À quelques jours de l’ouverture du Congrès des maires de France, les élus des territoires ultramarins se sont retrouvés à Paris à l’initiative de l’ACCD’OM afin de confronter leurs expériences et de porter ensemble des revendications communes. À mesure que les politiques publiques gagnent en complexité et que les contraintes budgétaires s’accentuent, ils alertent sur le décalage persistant entre les dispositifs nationaux et les besoins concrets des communes d’Outre-mer.
Le maire de La Plaine-des-Palmistes, à La Réunion, Johnny Payet, résume cette contradiction.

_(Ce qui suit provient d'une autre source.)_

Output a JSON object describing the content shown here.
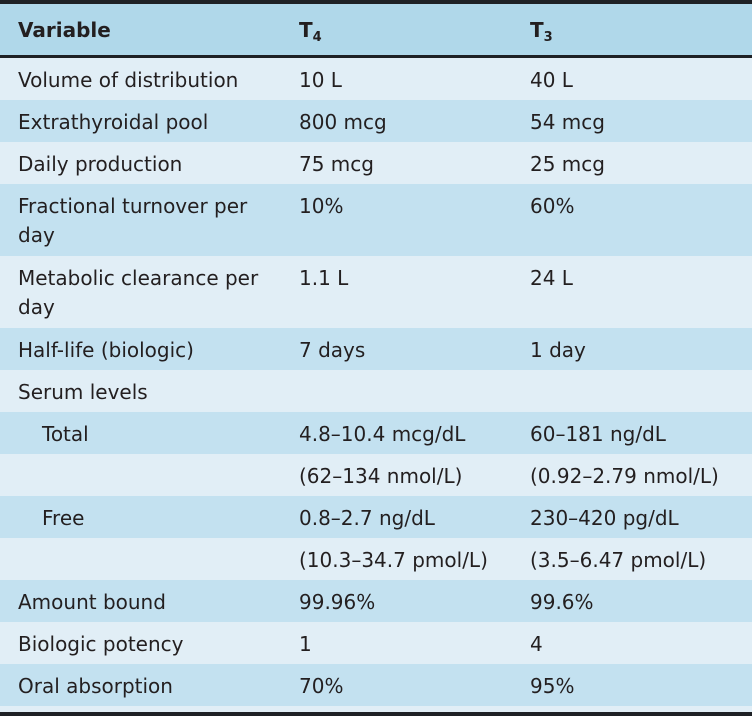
{
  "table": {
    "headers": [
      {
        "text": "Variable",
        "sub": ""
      },
      {
        "text": "T",
        "sub": "4"
      },
      {
        "text": "T",
        "sub": "3"
      }
    ],
    "rows": [
      {
        "variable": "Volume of distribution",
        "t4": "10 L",
        "t3": "40 L",
        "indent": false
      },
      {
        "variable": "Extrathyroidal pool",
        "t4": "800 mcg",
        "t3": "54 mcg",
        "indent": false
      },
      {
        "variable": "Daily production",
        "t4": "75 mcg",
        "t3": "25 mcg",
        "indent": false
      },
      {
        "variable": "Fractional turnover per day",
        "t4": "10%",
        "t3": "60%",
        "indent": false
      },
      {
        "variable": "Metabolic clearance per day",
        "t4": "1.1 L",
        "t3": "24 L",
        "indent": false
      },
      {
        "variable": "Half-life (biologic)",
        "t4": "7 days",
        "t3": "1 day",
        "indent": false
      },
      {
        "variable": "Serum levels",
        "t4": "",
        "t3": "",
        "indent": false
      },
      {
        "variable": "Total",
        "t4": "4.8–10.4 mcg/dL",
        "t3": "60–181 ng/dL",
        "indent": true
      },
      {
        "variable": "",
        "t4": "(62–134 nmol/L)",
        "t3": "(0.92–2.79 nmol/L)",
        "indent": true
      },
      {
        "variable": "Free",
        "t4": "0.8–2.7 ng/dL",
        "t3": "230–420 pg/dL",
        "indent": true
      },
      {
        "variable": "",
        "t4": "(10.3–34.7 pmol/L)",
        "t3": "(3.5–6.47 pmol/L)",
        "indent": true
      },
      {
        "variable": "Amount bound",
        "t4": "99.96%",
        "t3": "99.6%",
        "indent": false
      },
      {
        "variable": "Biologic potency",
        "t4": "1",
        "t3": "4",
        "indent": false
      },
      {
        "variable": "Oral absorption",
        "t4": "70%",
        "t3": "95%",
        "indent": false
      }
    ]
  },
  "colors": {
    "header_bg": "#b0d8ea",
    "row_light": "#e1eef6",
    "row_dark": "#c3e1f0",
    "rule": "#1e2125"
  }
}
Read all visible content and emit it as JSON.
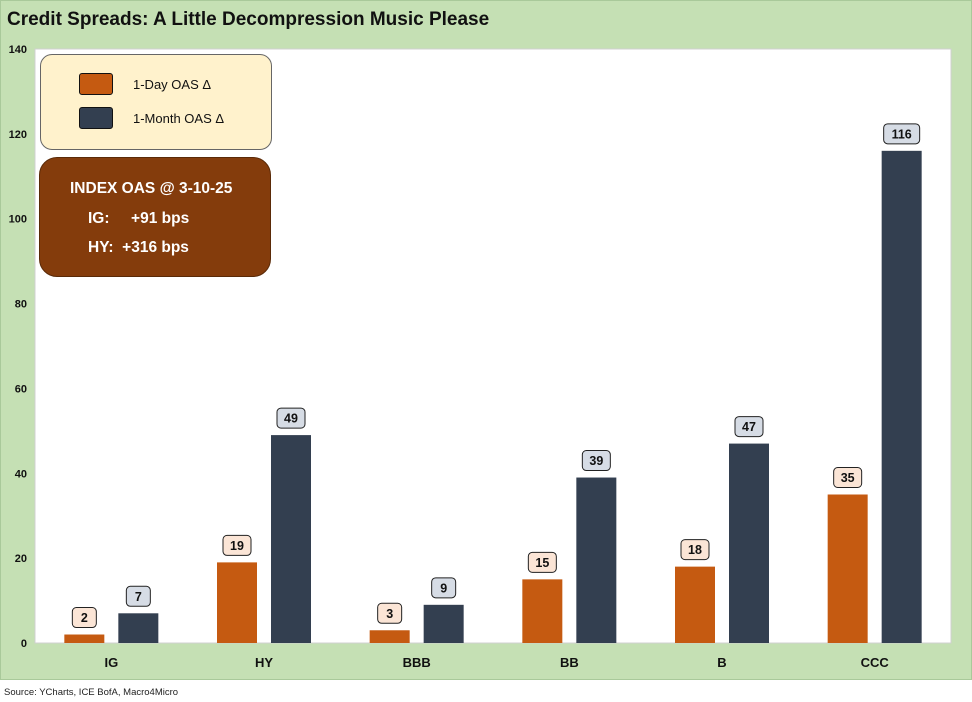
{
  "title": "Credit Spreads: A Little Decompression Music Please",
  "source": "Source: YCharts, ICE BofA, Macro4Micro",
  "legend": {
    "items": [
      {
        "label": "1-Day OAS Δ",
        "color": "#c55a11"
      },
      {
        "label": "1-Month OAS Δ",
        "color": "#333f50"
      }
    ]
  },
  "info_box": {
    "title": "INDEX OAS @ 3-10-25",
    "ig_line": "IG:     +91 bps",
    "hy_line": "HY:  +316 bps"
  },
  "colors": {
    "background": "#c5e0b4",
    "plot_area": "#ffffff",
    "series_1": "#c55a11",
    "series_2": "#333f50",
    "label_fill_1": "#fbe5d6",
    "label_fill_2": "#d6dce5"
  },
  "chart_data": {
    "type": "bar",
    "categories": [
      "IG",
      "HY",
      "BBB",
      "BB",
      "B",
      "CCC"
    ],
    "series": [
      {
        "name": "1-Day OAS Δ",
        "values": [
          2,
          19,
          3,
          15,
          18,
          35
        ]
      },
      {
        "name": "1-Month OAS Δ",
        "values": [
          7,
          49,
          9,
          39,
          47,
          116
        ]
      }
    ],
    "ylim": [
      0,
      140
    ],
    "yticks": [
      0,
      20,
      40,
      60,
      80,
      100,
      120,
      140
    ],
    "grid": false,
    "legend_position": "top-left"
  }
}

Les communes ultramarines bénéficient, comme celles de l’Hexagone, de financements étatiques et européens. Pourtant, l’accès réel à ces ressources demeure entravé par des conditions d’éligibilité et des normes qui ignorent les réalités locales. L’élu cite son cas : une commune de 7.000 habitants ayant pu investir 55 millions d’euros en cinq ans grâce à l’Europe, mais parfois pour des projets éloignés des priorités essentielles de sa population.

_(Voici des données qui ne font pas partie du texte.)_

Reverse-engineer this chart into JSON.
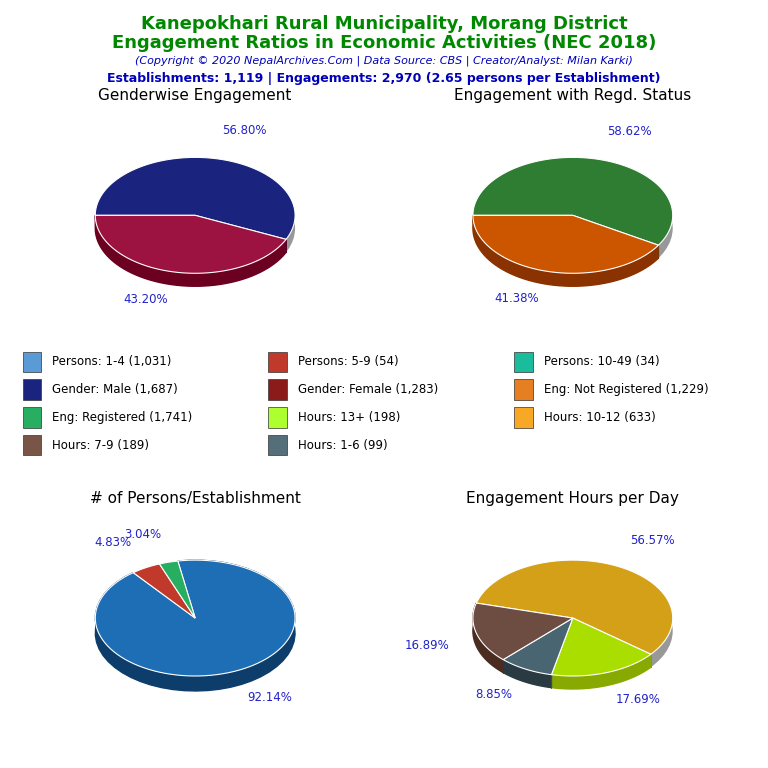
{
  "title_line1": "Kanepokhari Rural Municipality, Morang District",
  "title_line2": "Engagement Ratios in Economic Activities (NEC 2018)",
  "subtitle": "(Copyright © 2020 NepalArchives.Com | Data Source: CBS | Creator/Analyst: Milan Karki)",
  "stats_line": "Establishments: 1,119 | Engagements: 2,970 (2.65 persons per Establishment)",
  "title_color": "#008800",
  "subtitle_color": "#0000bb",
  "stats_color": "#0000bb",
  "pie1_title": "Genderwise Engagement",
  "pie1_values": [
    56.8,
    43.2
  ],
  "pie1_colors": [
    "#1a237e",
    "#9c1240"
  ],
  "pie1_edge_colors": [
    "#0d0d4d",
    "#6b0020"
  ],
  "pie1_labels": [
    "56.80%",
    "43.20%"
  ],
  "pie1_startangle": 180,
  "pie2_title": "Engagement with Regd. Status",
  "pie2_values": [
    58.62,
    41.38
  ],
  "pie2_colors": [
    "#2e7d32",
    "#cc5500"
  ],
  "pie2_edge_colors": [
    "#1a4a1a",
    "#8b3300"
  ],
  "pie2_labels": [
    "58.62%",
    "41.38%"
  ],
  "pie2_startangle": 180,
  "pie3_title": "# of Persons/Establishment",
  "pie3_values": [
    92.14,
    4.83,
    3.04
  ],
  "pie3_colors": [
    "#1e6eb5",
    "#c0392b",
    "#27ae60"
  ],
  "pie3_edge_colors": [
    "#0d3d6b",
    "#7b241c",
    "#1a7a45"
  ],
  "pie3_labels": [
    "92.14%",
    "4.83%",
    "3.04%"
  ],
  "pie3_startangle": 100,
  "pie4_title": "Engagement Hours per Day",
  "pie4_values": [
    56.57,
    17.69,
    8.85,
    16.89
  ],
  "pie4_colors": [
    "#d4a017",
    "#aadd00",
    "#4a6572",
    "#6d4c41"
  ],
  "pie4_edge_colors": [
    "#a07010",
    "#88aa00",
    "#2a3a42",
    "#4a2c20"
  ],
  "pie4_labels": [
    "56.57%",
    "17.69%",
    "8.85%",
    "16.89%"
  ],
  "pie4_startangle": 165,
  "legend_items": [
    {
      "label": "Persons: 1-4 (1,031)",
      "color": "#5b9bd5"
    },
    {
      "label": "Persons: 5-9 (54)",
      "color": "#c0392b"
    },
    {
      "label": "Persons: 10-49 (34)",
      "color": "#1abc9c"
    },
    {
      "label": "Gender: Male (1,687)",
      "color": "#1a237e"
    },
    {
      "label": "Gender: Female (1,283)",
      "color": "#8b1a1a"
    },
    {
      "label": "Eng: Not Registered (1,229)",
      "color": "#e67e22"
    },
    {
      "label": "Eng: Registered (1,741)",
      "color": "#27ae60"
    },
    {
      "label": "Hours: 13+ (198)",
      "color": "#adff2f"
    },
    {
      "label": "Hours: 10-12 (633)",
      "color": "#f9a825"
    },
    {
      "label": "Hours: 7-9 (189)",
      "color": "#795548"
    },
    {
      "label": "Hours: 1-6 (99)",
      "color": "#546e7a"
    }
  ]
}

Ce paradoxe, fréquemment observé, nourrit le sentiment d’une bureaucratie centrale qui impose des choix plutôt qu’elle ne soutient les territoires.
Un même constat s’exprime du côté des Antilles. En Guadeloupe, Héric André, maire de Vieux-Fort, déplore un système de décision trop verticalisé, qui oblige les communes à solliciter l’État pour la moindre dérogation.

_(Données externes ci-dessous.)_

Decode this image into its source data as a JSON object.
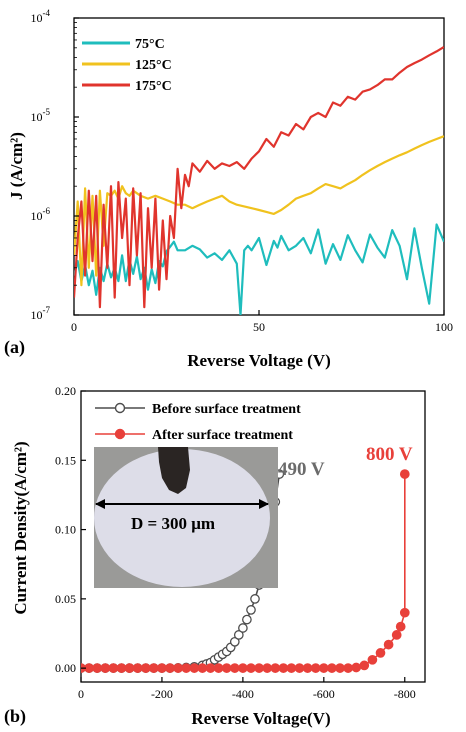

La question du statut des Outre-mer sert de toile de fond à cette critique récurrente : agir plus vite et plus efficacement supposerait, selon lui, une capacité décisionnelle accrue au niveau local.
L’ACCD’OM pointe également une faiblesse structurelle entravant la conception des politiques publiques : l’insuffisance de données fiables. Qu’il s’agisse de la cartographie de la forêt guyanaise, absente des projets nationaux, ou du manque de données météorologiques dans les collectivités du Pacifique, les lacunes statistiques compliquent l’adaptation au changement climatique et l’anticipation des risques. Dans les Marquises, le maire d’Ua Pou, Joseph Kaiha, souligne l’urgence de mieux documenter les territoires littoraux particulièrement exposés. Météo-France a toutefois annoncé la livraison prochaine de projections climatiques spécifiques à chaque territoire ultramarin.
Si chaque territoire ultramarin vit des réalités distinctes, les élus s’accordent sur l’existence de problématiques communes : pression climatique, vieillissement de la population, éloignement géographique et dépendance accrue aux infrastructures nationales.
Ce sont précisément ces défis qui, selon Laetitia Malet, déléguée générale de l’ACCD’OM, pourraient inspirer les communes hexagonales confrontées désormais à des difficultés que les Outre-mer connaissent depuis longtemps.
L’ouverture du Congrès des maires, le 17 novembre, consacrera une journée entière aux Outre-mer, avec deux thèmes centraux : le changement climatique et la sécurité. Les élus espèrent que cette visibilité donnera une portée politique plus forte à leurs revendications, dans un contexte où l’équité territoriale demeure une exigence de plus en plus pressante.